Fraser is a dream match in that regard, and yet The whale seems hell-bent on getting you to see Charlie as grotesque. There’s something outrageous about the way it keeps framing him, how it seems to fetishize almost every roll of his meat and gets the sound of his greasy roasting on roast chicken so high in the sound mix. What this man experiences – a terrible feeling of shame that turns into self-destruction – is not pretty. But the film seems a little too enthusiastic about wallowing in its own ugliness. This fateful score by Rob Simonsen rubs the desperation even deeper in your face. For every ray of humanity’s sun that Fraser allows to shine through that soul, the film conjures up half a dozen dark clouds to try to dampen it.

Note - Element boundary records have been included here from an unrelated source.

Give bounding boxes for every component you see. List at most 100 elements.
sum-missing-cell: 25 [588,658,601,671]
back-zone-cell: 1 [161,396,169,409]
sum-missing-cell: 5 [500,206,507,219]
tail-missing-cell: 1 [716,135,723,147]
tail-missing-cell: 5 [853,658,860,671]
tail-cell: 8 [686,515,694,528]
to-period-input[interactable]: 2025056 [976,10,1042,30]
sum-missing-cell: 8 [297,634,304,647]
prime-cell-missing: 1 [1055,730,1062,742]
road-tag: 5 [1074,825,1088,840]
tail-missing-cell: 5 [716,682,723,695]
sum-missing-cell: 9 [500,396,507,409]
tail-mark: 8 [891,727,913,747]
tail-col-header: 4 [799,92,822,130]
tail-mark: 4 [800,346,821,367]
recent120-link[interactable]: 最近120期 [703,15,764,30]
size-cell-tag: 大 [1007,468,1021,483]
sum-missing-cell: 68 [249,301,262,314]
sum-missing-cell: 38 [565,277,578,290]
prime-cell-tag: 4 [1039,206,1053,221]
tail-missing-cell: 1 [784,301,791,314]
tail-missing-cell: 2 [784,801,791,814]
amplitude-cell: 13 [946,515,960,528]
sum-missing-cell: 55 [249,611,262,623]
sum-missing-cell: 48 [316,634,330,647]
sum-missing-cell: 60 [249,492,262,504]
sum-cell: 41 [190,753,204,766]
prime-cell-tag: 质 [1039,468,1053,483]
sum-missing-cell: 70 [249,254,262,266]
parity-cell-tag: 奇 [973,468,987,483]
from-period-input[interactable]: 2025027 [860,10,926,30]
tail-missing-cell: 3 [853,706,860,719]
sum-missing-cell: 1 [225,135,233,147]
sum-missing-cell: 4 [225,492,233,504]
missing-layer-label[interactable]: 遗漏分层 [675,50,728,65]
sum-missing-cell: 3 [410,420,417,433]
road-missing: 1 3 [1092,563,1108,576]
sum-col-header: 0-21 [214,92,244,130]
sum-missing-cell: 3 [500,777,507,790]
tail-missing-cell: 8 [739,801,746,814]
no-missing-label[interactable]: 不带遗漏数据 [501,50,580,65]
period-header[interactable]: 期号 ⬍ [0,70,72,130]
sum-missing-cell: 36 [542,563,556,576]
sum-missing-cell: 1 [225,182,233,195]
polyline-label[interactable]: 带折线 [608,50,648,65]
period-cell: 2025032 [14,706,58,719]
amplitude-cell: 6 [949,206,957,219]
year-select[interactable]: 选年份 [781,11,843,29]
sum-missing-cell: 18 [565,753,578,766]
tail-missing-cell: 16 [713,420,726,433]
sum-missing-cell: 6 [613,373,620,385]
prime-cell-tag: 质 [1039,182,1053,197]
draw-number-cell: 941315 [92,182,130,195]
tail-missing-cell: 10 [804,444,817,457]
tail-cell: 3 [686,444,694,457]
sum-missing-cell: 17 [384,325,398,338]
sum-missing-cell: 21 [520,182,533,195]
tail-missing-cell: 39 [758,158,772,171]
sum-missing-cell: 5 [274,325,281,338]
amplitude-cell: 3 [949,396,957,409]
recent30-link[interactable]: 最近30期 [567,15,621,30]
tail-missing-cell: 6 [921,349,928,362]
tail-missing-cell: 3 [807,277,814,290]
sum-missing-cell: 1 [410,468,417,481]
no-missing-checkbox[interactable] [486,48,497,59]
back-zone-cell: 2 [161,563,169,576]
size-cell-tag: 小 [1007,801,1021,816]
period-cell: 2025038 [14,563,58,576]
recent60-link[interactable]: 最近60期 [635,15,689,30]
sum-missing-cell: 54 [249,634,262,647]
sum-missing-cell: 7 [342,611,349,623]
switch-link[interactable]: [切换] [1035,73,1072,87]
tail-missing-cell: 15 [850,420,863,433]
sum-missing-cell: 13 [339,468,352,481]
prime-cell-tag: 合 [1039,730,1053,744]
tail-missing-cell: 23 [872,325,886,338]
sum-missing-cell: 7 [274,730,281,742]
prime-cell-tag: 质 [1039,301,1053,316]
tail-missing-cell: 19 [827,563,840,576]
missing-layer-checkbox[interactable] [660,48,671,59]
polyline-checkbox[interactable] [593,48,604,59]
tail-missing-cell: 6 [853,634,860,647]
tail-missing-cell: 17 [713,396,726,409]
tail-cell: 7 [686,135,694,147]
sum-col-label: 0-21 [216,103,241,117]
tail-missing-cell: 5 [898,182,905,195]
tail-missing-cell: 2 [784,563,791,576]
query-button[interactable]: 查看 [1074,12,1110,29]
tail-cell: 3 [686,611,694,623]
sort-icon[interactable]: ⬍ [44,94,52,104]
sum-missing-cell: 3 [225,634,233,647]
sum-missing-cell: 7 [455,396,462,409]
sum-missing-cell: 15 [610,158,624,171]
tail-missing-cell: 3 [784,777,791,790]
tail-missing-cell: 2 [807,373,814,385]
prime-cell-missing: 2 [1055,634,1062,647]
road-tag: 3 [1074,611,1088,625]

One thinks of the sheer feat of making a viewer feel something – anything — for this person, alongside pity or, worse, superiority, is a responsibility that seems to fall squarely on the prosthetic-laden shoulders of their leadership. (To be fair, he’s joined by Chau, who once again transforms a supporting role into something substantial and layered, but doesn’t overshadow it.) Fraser deserves all the accolades and accolades he gets for playing this broken man , finally getting his moment of salvation – whatever that moment borrows heavily from Aronofsky’s climax/coda combination Requiem. But he also deserves a better film in which he works so gracefully. The whale knows it has a dynamo at its core, but is still trying to prove to you that it is a substantive, significant statement. It cannot help but be crushed under its own symbolic and sensationalist weight.